Even if her mental house was still on a good foundation, you didn’t need monsters or magic to get damaged by a brush with death. Soldiers coming home from wars had known that for centuries. Post-traumatic stress disorder from life-threatening injuries had screwed up the lives of a lot of people—people who didn’t have supernatural powers as a possible outlet for their anger, fear, grief, or guilt.
And who had been there to catch her? The freaking Leanansidhe, deputy of Her Wickedness, with her Nietzsche and Darwin Were Sentimental Pansies outlook on life.
Stars and stones. When Molly insisted on going, why didn’t I just tell her, “Of course you can come, grasshopper. I’ve always wanted to create a mentally mutilated monster of my very own.”

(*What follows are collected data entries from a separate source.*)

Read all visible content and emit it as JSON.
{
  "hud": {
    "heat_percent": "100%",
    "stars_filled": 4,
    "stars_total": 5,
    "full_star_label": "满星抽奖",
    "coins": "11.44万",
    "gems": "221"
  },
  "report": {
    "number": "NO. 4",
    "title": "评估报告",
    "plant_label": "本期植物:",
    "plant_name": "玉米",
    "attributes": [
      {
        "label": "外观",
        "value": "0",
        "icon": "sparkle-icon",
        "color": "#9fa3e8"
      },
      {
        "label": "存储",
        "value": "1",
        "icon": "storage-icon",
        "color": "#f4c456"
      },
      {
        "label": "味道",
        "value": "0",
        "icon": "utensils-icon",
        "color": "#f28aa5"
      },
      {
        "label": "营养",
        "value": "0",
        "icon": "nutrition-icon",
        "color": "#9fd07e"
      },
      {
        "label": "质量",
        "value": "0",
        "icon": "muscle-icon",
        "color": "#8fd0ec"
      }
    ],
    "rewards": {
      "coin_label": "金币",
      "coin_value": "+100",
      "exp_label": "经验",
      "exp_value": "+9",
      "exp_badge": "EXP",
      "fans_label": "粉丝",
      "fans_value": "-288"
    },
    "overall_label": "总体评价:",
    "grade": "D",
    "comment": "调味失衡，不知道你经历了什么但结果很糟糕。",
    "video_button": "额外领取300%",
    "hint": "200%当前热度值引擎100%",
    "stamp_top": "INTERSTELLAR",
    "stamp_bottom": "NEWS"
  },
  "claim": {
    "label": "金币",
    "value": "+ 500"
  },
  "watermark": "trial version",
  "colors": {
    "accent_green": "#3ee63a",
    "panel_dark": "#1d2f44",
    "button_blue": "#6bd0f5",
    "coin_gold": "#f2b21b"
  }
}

Man. It wasn’t the legacy I’d wanted to leave behind me. I mean, I hadn’t ever thought much about leaving a legacy, truth be told, but an apprentice with a crippled heart and mind who was probably going to get hunted down by her own people was definitely never in the plan.
“Oh, kid,” I breathed to no one. “Molly. I’m so sorry.”
It turns out ghosts can cry.
“Over here,” said a familiar voice. It was later, but not much later. Sometime after noon, maybe? It was hard to tell from the grave.
“You’ve never even been here before,” answered another. “I was at the funeral. How the hell would you know where his grave was?”
I heard Fitz let out a sigh front-loaded with so much drama that only a teenager could have managed it without hurting himself. “Is it the gaping hole in the ground over there, with the big pentacle on the headstone?”